Glenmary Fr. John S. Rausch, profiled in our special issue on ecology last year, reports on a recent prayer gathering near a site in Kentucky where the strip mining of coal was taking place:
"With storm clouds changing the sky by patterns of various lights and darkness, 75 people gathered last September on Pine Mountain near Whitesburg, Kentucky, to pray. The ecumenical gathering called “The Cross in the Mountains” (check YouTube) prayed for a renewal of Appalachian communities on a four-acre prayer site that looked onto Black Mountain where strip mining was eating away part of Kentucky’s highest ridge.
"People of faith revert to public prayer to remind themselves about putting everyday life in the hands of God. Fishing fleets get blessed before sailing for the season’s catch, and pets with their owners come for a blessing on the feast of St. Francis. The faithful also pray publically when social, economic or environmental forces overwhelm the vulnerable. At the outbreak of war, after natural disasters, or prior to an execution they frequently gather for candlelight vigils.
"As public prayer, “The Cross in the Mountains” emphasized that every community depends on the natural habitat surrounding it, so the prayer combined gratitude for creation while it sought forgiveness for its abuse. It promoted prayer with a holistic view of community: a healthy environment for children, safety for miners, sustainable jobs for the unemployed, healthy forests, clean water and security from flooding and property damage caused by the aggressive mining practice known as mountaintop removal (MTR).
"For some time Appalachian religious leaders have sought to cast MTR in an ethical and religious context and public prayer offered an appropriate forum. The mining practice lops the tops off mountains by enormous blasts that loosen the ground above the coal seam and pushes the overburden (the loosen earth) into the valleys filling the streams and creeks. The coal is then easily, and most cheaply, scooped up by front-end loaders. The price paid by the local residents: flooding exacerbated by denuded mountains, cracked foundations from blasting and water polluted by mine drainage. The local eco-system stands utterly destroyed.

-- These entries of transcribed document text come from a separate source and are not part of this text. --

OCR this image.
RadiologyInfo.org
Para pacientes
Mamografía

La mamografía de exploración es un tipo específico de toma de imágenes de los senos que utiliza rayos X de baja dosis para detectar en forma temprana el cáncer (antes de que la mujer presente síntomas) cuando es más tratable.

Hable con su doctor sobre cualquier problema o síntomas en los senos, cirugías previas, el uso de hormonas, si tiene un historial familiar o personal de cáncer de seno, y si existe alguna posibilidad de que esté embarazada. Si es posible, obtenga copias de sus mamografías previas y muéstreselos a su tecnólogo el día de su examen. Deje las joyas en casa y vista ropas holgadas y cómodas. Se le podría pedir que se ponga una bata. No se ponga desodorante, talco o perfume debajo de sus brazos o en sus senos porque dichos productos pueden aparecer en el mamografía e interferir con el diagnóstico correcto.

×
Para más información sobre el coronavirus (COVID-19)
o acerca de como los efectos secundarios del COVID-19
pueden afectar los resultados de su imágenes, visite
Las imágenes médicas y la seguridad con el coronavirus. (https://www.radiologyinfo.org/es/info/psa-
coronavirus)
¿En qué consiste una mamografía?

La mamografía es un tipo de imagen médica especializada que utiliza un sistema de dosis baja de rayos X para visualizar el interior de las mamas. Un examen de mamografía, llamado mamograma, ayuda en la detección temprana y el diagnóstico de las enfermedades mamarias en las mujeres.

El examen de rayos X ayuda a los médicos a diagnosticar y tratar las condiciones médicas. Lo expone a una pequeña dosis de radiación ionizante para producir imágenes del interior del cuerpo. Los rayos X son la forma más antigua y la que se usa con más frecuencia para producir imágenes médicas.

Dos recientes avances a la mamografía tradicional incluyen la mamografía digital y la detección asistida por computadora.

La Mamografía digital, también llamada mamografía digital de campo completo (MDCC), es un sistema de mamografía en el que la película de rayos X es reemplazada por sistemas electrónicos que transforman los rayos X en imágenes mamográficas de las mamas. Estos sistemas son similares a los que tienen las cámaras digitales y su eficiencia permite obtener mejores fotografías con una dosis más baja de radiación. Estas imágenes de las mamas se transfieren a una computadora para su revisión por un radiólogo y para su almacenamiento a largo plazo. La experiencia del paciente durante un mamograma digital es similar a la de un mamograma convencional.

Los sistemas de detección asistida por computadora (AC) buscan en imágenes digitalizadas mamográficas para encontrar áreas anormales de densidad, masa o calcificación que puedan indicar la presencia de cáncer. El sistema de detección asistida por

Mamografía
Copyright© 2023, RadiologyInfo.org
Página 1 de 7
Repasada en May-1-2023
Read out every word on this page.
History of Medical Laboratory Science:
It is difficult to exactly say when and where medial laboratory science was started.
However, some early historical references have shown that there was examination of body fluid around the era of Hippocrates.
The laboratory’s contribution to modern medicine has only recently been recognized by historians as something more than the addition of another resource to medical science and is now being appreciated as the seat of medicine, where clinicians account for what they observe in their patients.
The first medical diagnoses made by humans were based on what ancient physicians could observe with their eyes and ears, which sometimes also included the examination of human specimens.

"A major religious concern stems from the powerlessness of the people and the Church’s fundamental option for the poor. Both America magazine (October 4, 2010) and Sojourners (June, 2010) have addressed MTR from an ethical perspective, citing corporate greed and cheap energy as the culprits for this assault on God’s creation and human community. More than 500 mountains and 1.2 million acres of hardwood forests (about the size of Delaware ) have fallen to MTR.
"Proponents of MTR emphasize the jobs created, but mining employment has dropped 60 percent between 1979 and 2006 in Kentucky and West Virginia mainly due to more surface mining. Alternative energy jobs, conversely, have increased, and total wind-energy jobs now surpass those in coal mining.
"Public prayer calms and leads to conversion, especially for the participants. Using the Way of the Cross as a format, participants paused at each Station to reflect on a particular community issue. At the Eighth Station (“Jesus Consoles the Women of Jerusalem”) the folks recalled that “Mothers and spouses weep over the death of miners,” sparking a meditation about mine safety and corporate indifference. At the Eleventh Station (“Jesus is Nailed to the Cross”) they remembered that “Drug and alcohol addiction nail many, especially the young, to a cross for life.”
"The event had participants carrying white crosses with sins against creation written on them: “Water Pollution,” “Methane in Water Wells,” “Mud Slides and Flooding.” Slowly, reverently, the facts and figures about the region’s problems began to penetrate like a steady spring rain, and the faithful grew more aware and, with God’s help, more determined to make a difference."